Allow yourself to recharge
The holidays have us up and about, whether it is our traveling friends and relatives or grocery runs at odd hours. We don’t truly account for the time spent to enjoy the holidays or to make them festive for others.
That’s why we recommend taking small naps and stealing moments to ground yourself this Christmas week. At the end of the day, you only have one body.
Schedule the handiwork
The chores, repairs, and cleanup are nothing new during the holiday season. There’s an extra layer of lethargy that adds to the dread of a pale of dishes. Getting back on track means accepting that all the work can’t be done in a single day by a single person. It also means planning tasks that you can manage.
Manage your screen time.
It is easy to get lost in the black mirrors of our mobile devices. The dopamine and chemical reward from the algorithm’s top hits. But with little constructive effort to devote ourselves to, much time is spent in repetitive cycles.

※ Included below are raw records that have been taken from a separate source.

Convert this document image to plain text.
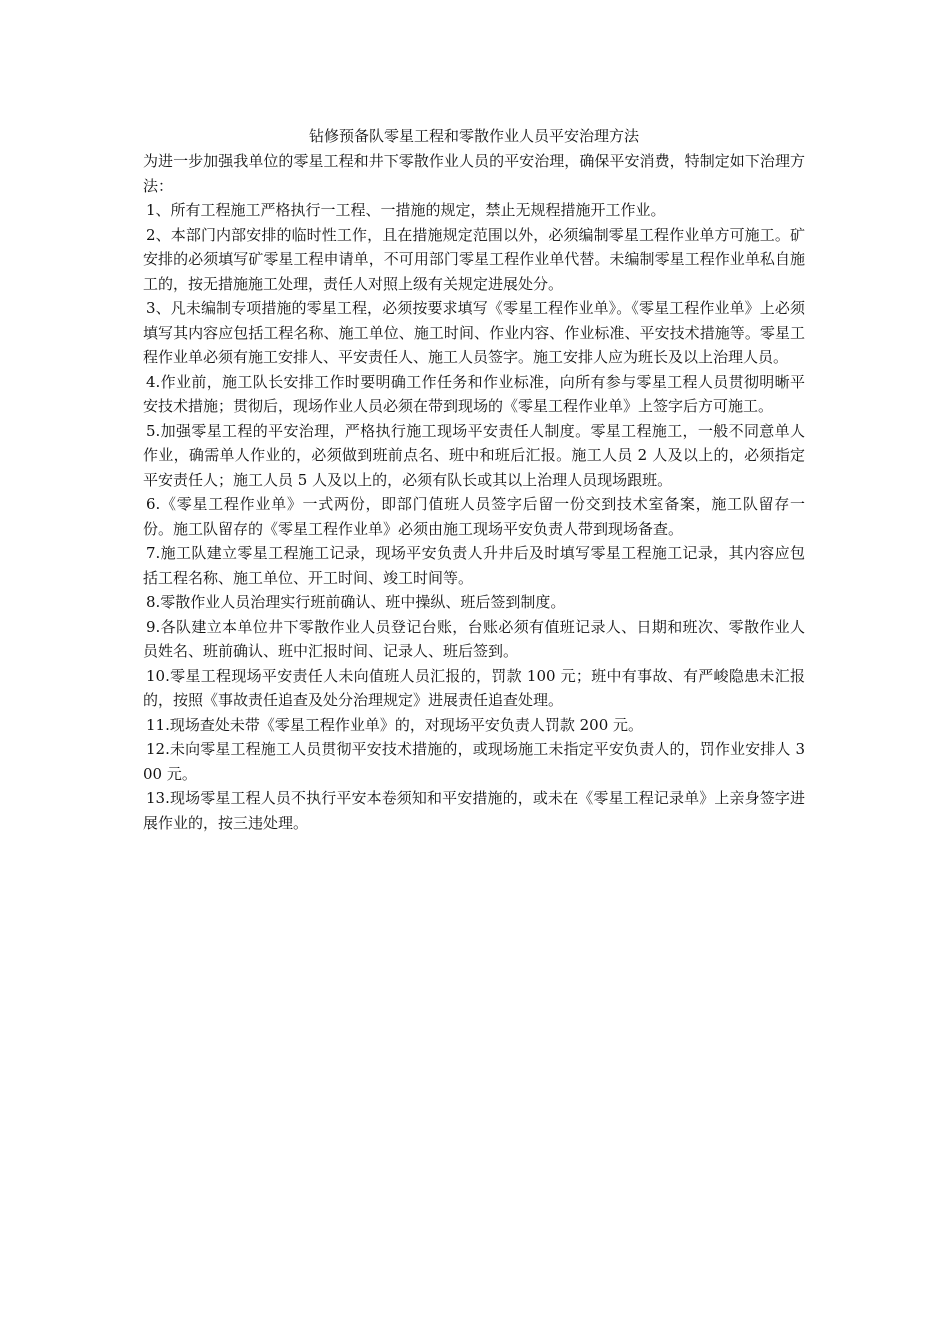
钻修预备队零星工程和零散作业人员平安治理方法

为进一步加强我单位的零星工程和井下零散作业人员的平安治理，确保平安消费，特制定如下治理方法：

1、所有工程施工严格执行一工程、一措施的规定，禁止无规程措施开工作业。

2、本部门内部安排的临时性工作，且在措施规定范围以外，必须编制零星工程作业单方可施工。矿安排的必须填写矿零星工程申请单，不可用部门零星工程作业单代替。未编制零星工程作业单私自施工的，按无措施施工处理，责任人对照上级有关规定进展处分。

3、凡未编制专项措施的零星工程，必须按要求填写《零星工程作业单》。《零星工程作业单》上必须填写其内容应包括工程名称、施工单位、施工时间、作业内容、作业标准、平安技术措施等。零星工程作业单必须有施工安排人、平安责任人、施工人员签字。施工安排人应为班长及以上治理人员。

4.作业前，施工队长安排工作时要明确工作任务和作业标准，向所有参与零星工程人员贯彻明晰平安技术措施；贯彻后，现场作业人员必须在带到现场的《零星工程作业单》上签字后方可施工。

5.加强零星工程的平安治理，严格执行施工现场平安责任人制度。零星工程施工，一般不同意单人作业，确需单人作业的，必须做到班前点名、班中和班后汇报。施工人员 2 人及以上的，必须指定平安责任人；施工人员 5 人及以上的，必须有队长或其以上治理人员现场跟班。

6.《零星工程作业单》一式两份，即部门值班人员签字后留一份交到技术室备案，施工队留存一份。施工队留存的《零星工程作业单》必须由施工现场平安负责人带到现场备查。

7.施工队建立零星工程施工记录，现场平安负责人升井后及时填写零星工程施工记录，其内容应包括工程名称、施工单位、开工时间、竣工时间等。

8.零散作业人员治理实行班前确认、班中操纵、班后签到制度。

9.各队建立本单位井下零散作业人员登记台账，台账必须有值班记录人、日期和班次、零散作业人员姓名、班前确认、班中汇报时间、记录人、班后签到。

10.零星工程现场平安责任人未向值班人员汇报的，罚款 100 元；班中有事故、有严峻隐患未汇报的，按照《事故责任追查及处分治理规定》进展责任追查处理。

11.现场查处未带《零星工程作业单》的，对现场平安负责人罚款 200 元。

12.未向零星工程施工人员贯彻平安技术措施的，或现场施工未指定平安负责人的，罚作业安排人 300 元。

13.现场零星工程人员不执行平安本卷须知和平安措施的，或未在《零星工程记录单》上亲身签字进展作业的，按三违处理。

Truly, nobody is perfect, but putting down the phone, tablet, or averting your gaze from the TV screen will have a profound impact on your health.
Salvage your leftovers
Chapati, various kinds of meat, and African salad. Christmas Day is a buffet, but what happens to the buffet when the clock strikes midnight?
Leftovers are creative ingredients for the family’s next meal. If preserved well, they can pack a nutritious punch to last till the end of the post-Christmas season. Besides, there is no luxury in wasting perfectly good food.
Don’t go above and beyond
Christmas is a spiritual experience; we learn new things about the world around us and see old patterns come into play. After the festivities we are left with our thoughts, the dishes, and leftovers. The understanding of consequences is suddenly clearer.
The post-Christmas season isn’t a period of fixing things. It is a time of silent reflection and recollection. A pivotal point where we can count our decisions and plan ahead for the days to come.
The days after Christmas don’t quite feel real. They’re the door between the old and the new. It is scary, but in some ways it is also beautiful.